MY FATHER, LISTEN:
By Alice Yue
to some extent, you decide how far you sleep tonight.
beneath the coupling of the poplar trees
you watch your father’s childhood dim to dusk.
a body sent home; smoke rising from a tenement chimney.
your mother kneeling half-dressed at the kang
her hand shimmering kerosene-gold
the smell of jasmine rising from under her nails.
a red sweater. america in a photo flash.
you, lying face up in a room with starlight
the innumeration of years coming into perspective across your face.
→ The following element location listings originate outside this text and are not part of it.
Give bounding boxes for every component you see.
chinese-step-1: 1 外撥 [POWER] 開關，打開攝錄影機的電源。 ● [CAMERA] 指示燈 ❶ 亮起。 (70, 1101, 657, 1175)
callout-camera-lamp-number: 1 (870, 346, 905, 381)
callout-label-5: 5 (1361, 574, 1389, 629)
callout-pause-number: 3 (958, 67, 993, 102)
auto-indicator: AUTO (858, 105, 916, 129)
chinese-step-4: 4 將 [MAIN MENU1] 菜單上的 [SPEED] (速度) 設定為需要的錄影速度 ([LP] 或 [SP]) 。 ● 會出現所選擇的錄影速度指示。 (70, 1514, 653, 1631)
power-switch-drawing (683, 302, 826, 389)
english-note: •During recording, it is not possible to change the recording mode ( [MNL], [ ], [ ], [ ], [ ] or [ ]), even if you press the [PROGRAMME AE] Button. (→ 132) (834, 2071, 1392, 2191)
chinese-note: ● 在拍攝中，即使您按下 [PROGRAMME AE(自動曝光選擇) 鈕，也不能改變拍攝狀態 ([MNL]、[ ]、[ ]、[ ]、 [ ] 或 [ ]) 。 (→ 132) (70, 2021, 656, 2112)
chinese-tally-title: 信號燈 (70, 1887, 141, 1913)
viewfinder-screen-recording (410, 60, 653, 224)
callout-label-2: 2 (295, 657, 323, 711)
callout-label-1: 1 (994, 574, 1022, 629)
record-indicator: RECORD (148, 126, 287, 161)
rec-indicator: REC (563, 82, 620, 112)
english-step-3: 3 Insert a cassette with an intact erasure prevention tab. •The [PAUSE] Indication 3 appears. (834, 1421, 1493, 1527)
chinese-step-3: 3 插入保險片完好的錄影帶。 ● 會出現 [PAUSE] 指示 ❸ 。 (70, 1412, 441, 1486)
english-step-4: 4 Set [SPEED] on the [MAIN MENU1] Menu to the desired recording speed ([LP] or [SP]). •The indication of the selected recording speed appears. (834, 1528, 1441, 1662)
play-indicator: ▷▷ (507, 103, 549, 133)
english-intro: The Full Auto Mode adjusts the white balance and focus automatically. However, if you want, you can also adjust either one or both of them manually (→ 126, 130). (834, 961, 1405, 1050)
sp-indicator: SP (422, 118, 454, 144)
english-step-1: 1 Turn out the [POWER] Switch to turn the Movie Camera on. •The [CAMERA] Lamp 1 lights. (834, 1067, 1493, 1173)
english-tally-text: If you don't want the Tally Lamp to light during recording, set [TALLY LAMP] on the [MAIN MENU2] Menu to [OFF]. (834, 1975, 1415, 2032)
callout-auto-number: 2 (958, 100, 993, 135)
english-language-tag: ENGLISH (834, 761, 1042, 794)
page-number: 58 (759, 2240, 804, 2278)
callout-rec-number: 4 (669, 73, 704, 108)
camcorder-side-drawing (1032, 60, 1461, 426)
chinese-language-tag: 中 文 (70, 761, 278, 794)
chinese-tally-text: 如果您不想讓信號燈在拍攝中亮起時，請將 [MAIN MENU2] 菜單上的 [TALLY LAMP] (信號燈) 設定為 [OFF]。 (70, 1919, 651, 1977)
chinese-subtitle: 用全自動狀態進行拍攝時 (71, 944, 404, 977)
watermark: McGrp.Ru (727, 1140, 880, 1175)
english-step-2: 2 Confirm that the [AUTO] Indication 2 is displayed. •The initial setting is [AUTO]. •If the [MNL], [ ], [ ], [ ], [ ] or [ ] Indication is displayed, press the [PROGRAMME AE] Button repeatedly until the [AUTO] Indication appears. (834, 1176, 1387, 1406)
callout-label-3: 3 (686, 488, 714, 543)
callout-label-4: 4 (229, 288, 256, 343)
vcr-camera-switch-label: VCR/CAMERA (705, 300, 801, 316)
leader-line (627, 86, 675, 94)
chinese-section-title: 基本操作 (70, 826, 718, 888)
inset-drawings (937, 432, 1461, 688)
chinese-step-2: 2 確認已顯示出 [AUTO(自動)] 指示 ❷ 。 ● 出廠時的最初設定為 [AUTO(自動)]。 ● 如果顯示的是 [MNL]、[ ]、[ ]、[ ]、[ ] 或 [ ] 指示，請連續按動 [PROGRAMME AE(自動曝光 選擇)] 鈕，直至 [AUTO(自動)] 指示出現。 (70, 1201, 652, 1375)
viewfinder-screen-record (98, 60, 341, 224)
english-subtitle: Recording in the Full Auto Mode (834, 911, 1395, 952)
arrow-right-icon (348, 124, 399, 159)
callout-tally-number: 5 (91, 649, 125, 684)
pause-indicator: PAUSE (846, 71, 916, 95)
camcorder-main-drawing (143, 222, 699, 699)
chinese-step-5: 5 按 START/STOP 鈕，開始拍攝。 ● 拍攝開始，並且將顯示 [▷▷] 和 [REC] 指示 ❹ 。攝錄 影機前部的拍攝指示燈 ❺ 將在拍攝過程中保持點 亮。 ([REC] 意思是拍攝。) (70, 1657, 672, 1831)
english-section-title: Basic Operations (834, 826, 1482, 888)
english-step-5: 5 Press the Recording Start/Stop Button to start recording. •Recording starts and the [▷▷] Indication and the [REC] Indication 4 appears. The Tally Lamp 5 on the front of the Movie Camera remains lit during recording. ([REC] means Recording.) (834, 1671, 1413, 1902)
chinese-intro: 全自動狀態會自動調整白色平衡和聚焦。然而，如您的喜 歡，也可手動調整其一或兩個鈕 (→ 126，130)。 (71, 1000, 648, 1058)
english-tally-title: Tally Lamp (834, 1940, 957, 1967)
heilongjiang: the dragon’s mouth
opening into the bay at dalian
where you hold me on your shoulders
and start to sing: a whisper like the stars as they dissipate
into coal-smoke. the body of your mother
stretched against you in the half-dark
woman as great wall in two-room home.
you lift without waking, your body superpositioned
over black sky like stars and call home.
you hear your mother’s voice. you stroke jasmine
across your lips, taste the poplars as they shed
snow like qipaos. the moon falls over you
cool and urgent. downtown
so does the rain. so does the rain
where your father sleeps faceless beside your mother
a photograph of herself. in photographs
you long for home. i kneel with you
where the rain freezes hard and
forgive you for loving me.
to some extent, i decide how much i ask for.
between the dim and the dusk, i ask
for just a part, your voice
living back to me after time.
Alice’s Bio:
Alice Yue studies English, Creative Writing, and Education at Rutgers University. She writes fiction and poetry and has previously been published in Shards magazine.